Dennis was so much more than hired help for the Wagners. They offered him Splendour as his home. They invited him to their family parties and barbecues. He had an anytime-open-door-welcome at the Wagner home. He was Natalie's confidant on private outings, her partner in fun for goofing around on playful outings, and an assistant who would do anything for her. Dennis was a close, trusted family friend, an "Uncle Dennis" to Natalie's daughters. Dennis is the man who slept in Natalie Wood's final bed with her, as her friend and "protector" -- Dennis went to dinner with RJ, Natalie and Christopher Walken because Dennis was considered a friend, not an employee. Dennis loved Natalie Wood as a dear friend. 

I know how Natalie felt having Dennis as a friend. I know because I have such a close friendship with Dennis myself. I know what Natalie saw in him, what about him would have made her smile, made her upset, or what made her enjoy Dennis's company. He's a lucky man to have had such a close friendship with thee Natalie Wood!  But Natalie was also fortunate to have had such a caring friend in Dennis.

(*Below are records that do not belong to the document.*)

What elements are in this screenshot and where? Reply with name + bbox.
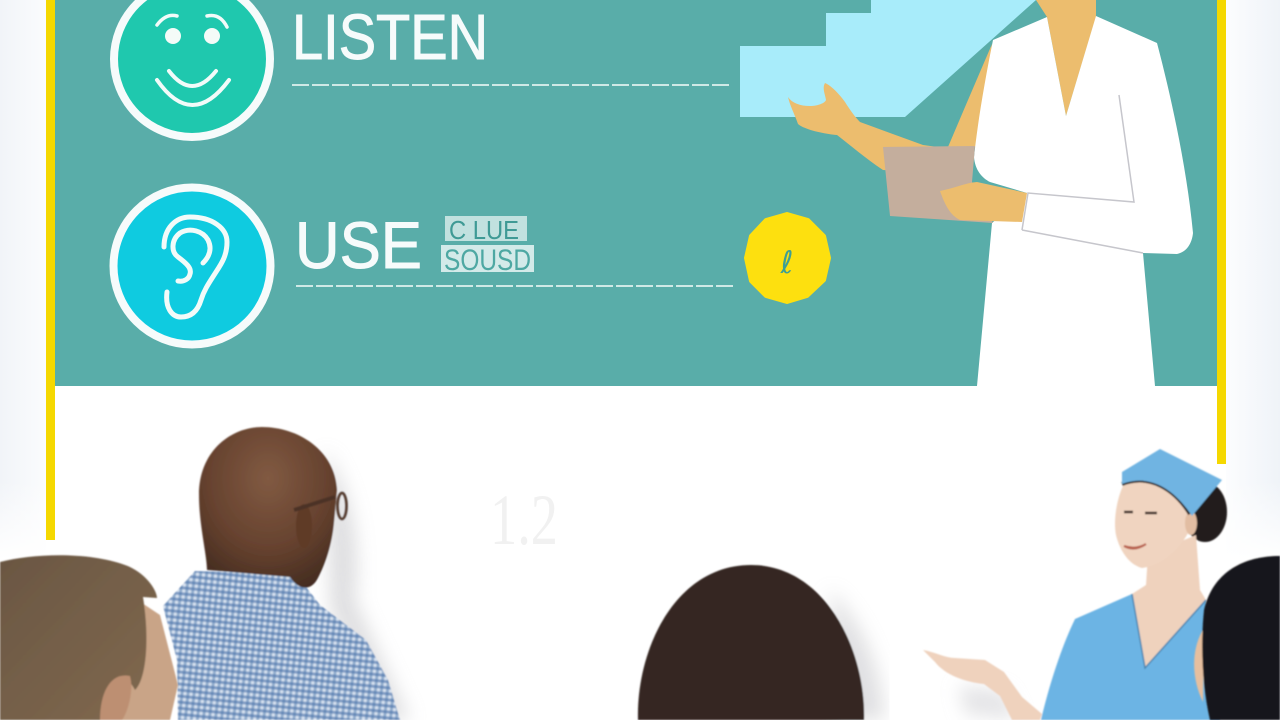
- nurse hairline: [1122, 481, 1190, 514]
- nurse neck and chest: [1132, 535, 1206, 668]
- nurse eyes: [1124, 512, 1157, 513]
- illustration: presenter in white coat: [788, 0, 1193, 386]
- garbled sub-label: [441, 215, 534, 277]
- yellow badge: [746, 214, 829, 302]
- nurse V-neck trim: [1132, 594, 1206, 668]
- yellow badge: ℓ: [780, 245, 793, 281]
- center person shadow: [830, 590, 885, 720]
- garbled sub-label: SOUSD: [444, 244, 531, 277]
- garbled sub-label: C LUE: [449, 215, 519, 245]
- nurse scrubs: [1041, 594, 1220, 720]
- heading: LISTEN: LISTEN: [292, 1, 488, 73]
- divider line under LISTEN: [292, 84, 729, 86]
- nurse arm and hand: [923, 650, 1042, 720]
- foreground man face: [90, 595, 178, 720]
- presenter back arm: [948, 44, 992, 147]
- center person hair: [638, 565, 864, 720]
- coat sleeve seams: [1022, 95, 1143, 253]
- tablet: [883, 146, 993, 223]
- presenter forward arm and hand: [788, 83, 960, 175]
- man ear: [296, 504, 312, 548]
- right person face edge: [1194, 628, 1204, 702]
- glasses lens: [338, 493, 346, 519]
- right person hair: [1202, 556, 1280, 720]
- presenter neck and chin: [1036, 0, 1096, 116]
- nurse arm shadow: [958, 685, 1020, 720]
- icon: ear: [114, 188, 270, 344]
- foreground man hair: [0, 555, 157, 720]
- presenter hand on tablet: [940, 182, 1027, 222]
- person: man in foreground left: [0, 555, 178, 720]
- nurse face: [1115, 477, 1194, 568]
- light-blue stepped shape: [740, 0, 1036, 117]
- nurse hair bun: [1183, 482, 1227, 542]
- man glasses: [294, 497, 335, 510]
- right yellow frame bar: [1217, 0, 1226, 464]
- coat sleeve cuff: [1022, 193, 1143, 253]
- man head and neck: [199, 427, 337, 588]
- left yellow frame bar: [46, 0, 55, 540]
- presenter white coat: [974, 16, 1193, 386]
- divider line under USE: [296, 285, 736, 287]
- panel: teal presentation board: [55, 0, 1217, 386]
- faded number on whiteboard: 1.2: [490, 480, 558, 560]
- man shirt: [163, 571, 400, 720]
- icon: smiling face: [114, 0, 270, 137]
- person: dark-haired woman foreground right: [1194, 556, 1280, 720]
- nurse ear: [1185, 511, 1197, 535]
- nurse cap: [1122, 449, 1222, 516]
- nurse mouth: [1124, 544, 1146, 549]
- person: nurse presenter: [923, 449, 1227, 720]
- person: woman seen from behind, center: [638, 565, 885, 720]
- foreground man ear: [100, 675, 131, 720]
- heading: USE: USE: [295, 208, 422, 282]
- man shadow: [325, 450, 410, 720]
- person: bald man with glasses: [163, 427, 410, 720]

  1. What a wonderful story to tell us, the part about all the publishers is very sad and scary, but you both showed them and I for one am grateful you did. Thanks for sharing always. Pam

  2. Pam,
    Thanks for your comment. When I think about how Wagner played-down Dennis's relationship with the family, I become so angered. In Lambert's book Wagner tried to whitewash Dennis's relationship with the family, insinuating that Dennis and others read too much into Natalie's kindness toward them, that she really didn't know them all that well. Would Natalie have allowed Dennis to remain in her room at the Pavillion on Friday night of that cruise if she did not KNOW him through and through? I highly doubt it. Their friendship was close enough that she was not concerned one bit of Dennis's trust and loyalty. Lambert really goes after Lana and Dennis in his book, calling them "the special cases" who believed Natalie cared more for them than she actually did. Lana is her sister! GNGS is only the beginning of what is coming by way of justice for Natalie! Dennis is a courageous person, too.

  3. Dennis looks like a psychiatrist in this picture (Dr. Freud).

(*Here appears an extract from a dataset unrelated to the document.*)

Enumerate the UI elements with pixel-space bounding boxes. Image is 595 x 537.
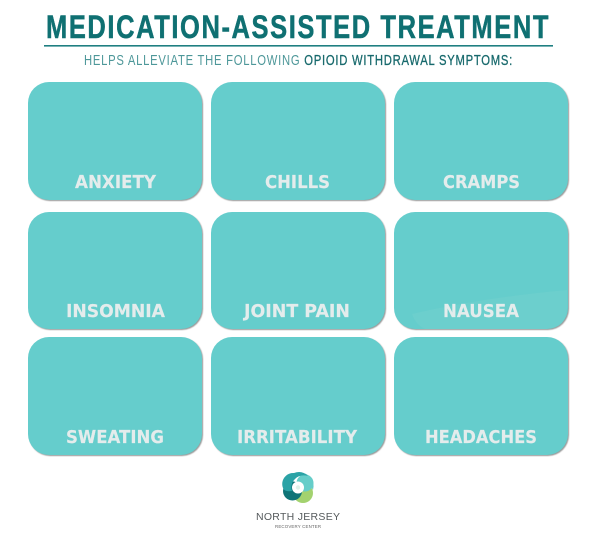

  4. LOL, I had the same thought, Kevin.

  5. LOL, he'll get a kick out of that! It had been a long day that day. When meeting with the final publisher in the evening, we had the scare of a lifetime. We got up around 6 AM that morning, had breakfast with our NY agent (who had once been an executive at St. Martin's), Jay Actin, and we had to take a taxi at 6 PM through the city to Gramercy Park Hotel for the St. Martin's meeting. The ride was horrendous at that time of day and our taxi driver was scaring the living daylights out of us. I remember Jay sharing something he recalled about his late friend, Christa McAuliffe, just before she was to leave on her Challenger shuttle disaster Jay had asked her if she was nervous or scared, and she had answered, "No, I'm more afraid every time I step into a New York City cab."

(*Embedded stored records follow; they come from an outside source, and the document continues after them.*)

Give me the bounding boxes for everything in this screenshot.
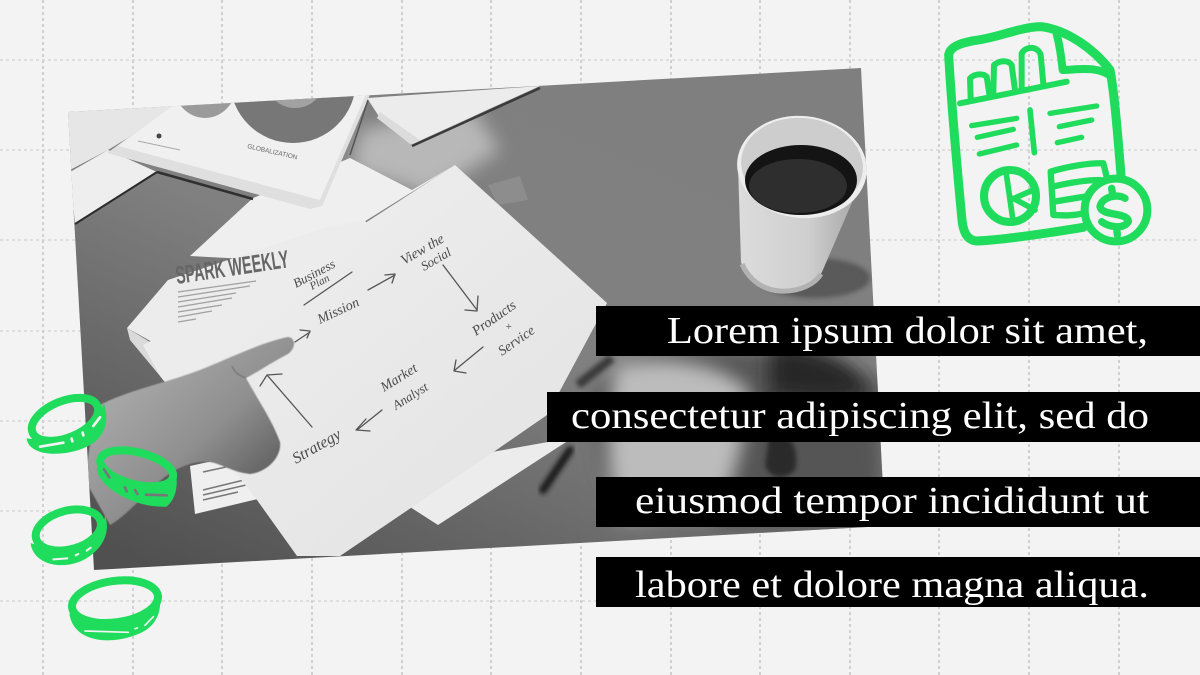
coin 1 <box>26 389 106 454</box>
pie chart <box>984 170 1036 222</box>
handwritten labels: Market <box>377 361 421 396</box>
coin 3 <box>31 503 107 565</box>
newsletter sheet <box>127 221 366 341</box>
text band 1 <box>596 306 1200 356</box>
handwritten labels: View the <box>399 232 447 268</box>
photo: desk with business plan sketch and coffee <box>68 68 882 570</box>
desk surface <box>60 60 900 580</box>
hand-drawn flow diagram <box>260 265 483 431</box>
handwritten labels: Social <box>418 244 454 274</box>
coin 4 <box>69 575 161 640</box>
handwritten labels: Products <box>469 298 520 340</box>
scattered papers top left <box>68 86 540 258</box>
coffee cup <box>732 109 872 298</box>
icon: green coins <box>26 389 177 640</box>
bar chart <box>960 48 1067 103</box>
handwritten labels: Service <box>496 323 538 359</box>
text band 2: consectetur adipiscing elit, sed do <box>571 395 1149 437</box>
business card <box>190 462 256 514</box>
donut chart on report <box>234 96 354 143</box>
handwritten labels: Strategy <box>290 426 345 467</box>
text band 4 <box>596 557 1200 607</box>
text band 3 <box>596 477 1200 527</box>
icon: financial report document with dollar coin <box>949 27 1147 241</box>
dollar coin <box>1085 179 1147 241</box>
text lines <box>972 106 1097 154</box>
pointing hand <box>85 337 294 525</box>
text band 1: Lorem ipsum dolor sit amet, <box>667 310 1148 352</box>
newsletter headline: SPARK WEEKLY <box>174 245 291 290</box>
stacked list <box>1051 163 1107 215</box>
handwritten labels: + <box>505 321 512 333</box>
handwritten labels: Business <box>290 256 338 291</box>
lower paper layers <box>411 442 566 525</box>
text band 3: eiusmod tempor incididunt ut <box>635 480 1150 522</box>
text band 4: labore et dolore magna aliqua. <box>635 564 1149 606</box>
report label: GLOBALIZATION <box>247 143 298 162</box>
handwritten labels: Analyst <box>389 379 431 413</box>
text band 2 <box>547 392 1200 442</box>
document outline <box>949 27 1121 241</box>
handwritten labels: Mission <box>314 295 362 328</box>
blurred writing hand <box>543 345 885 530</box>
folded corner <box>1057 34 1112 77</box>
handwritten labels: Plan <box>307 272 332 293</box>
newsletter body lines <box>178 281 256 322</box>
coin 2 <box>97 444 177 507</box>
stripe sheet behind <box>488 176 528 205</box>
handwritten labels <box>290 232 538 467</box>
pen <box>543 450 570 490</box>
main sketch sheet <box>143 165 607 556</box>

    We had a drink at the bar waiting for St. Martin's editors. At dinner that night we drank champagne and wine after being up for over 15 hours. We wanted to do something fun before Den would fly out early the next morning. The horse carriage ride through the park was senseless at night, but now I can get another laugh out of it when I call Dennis and say, "Hello, Dr. Freud..."

  6. Great story. :-) Interesting insight into the culture of publishing houses. I'm surprised that no one has wanted to touch this story -- it's not like RJ is a tycoon or a legendary screen presence.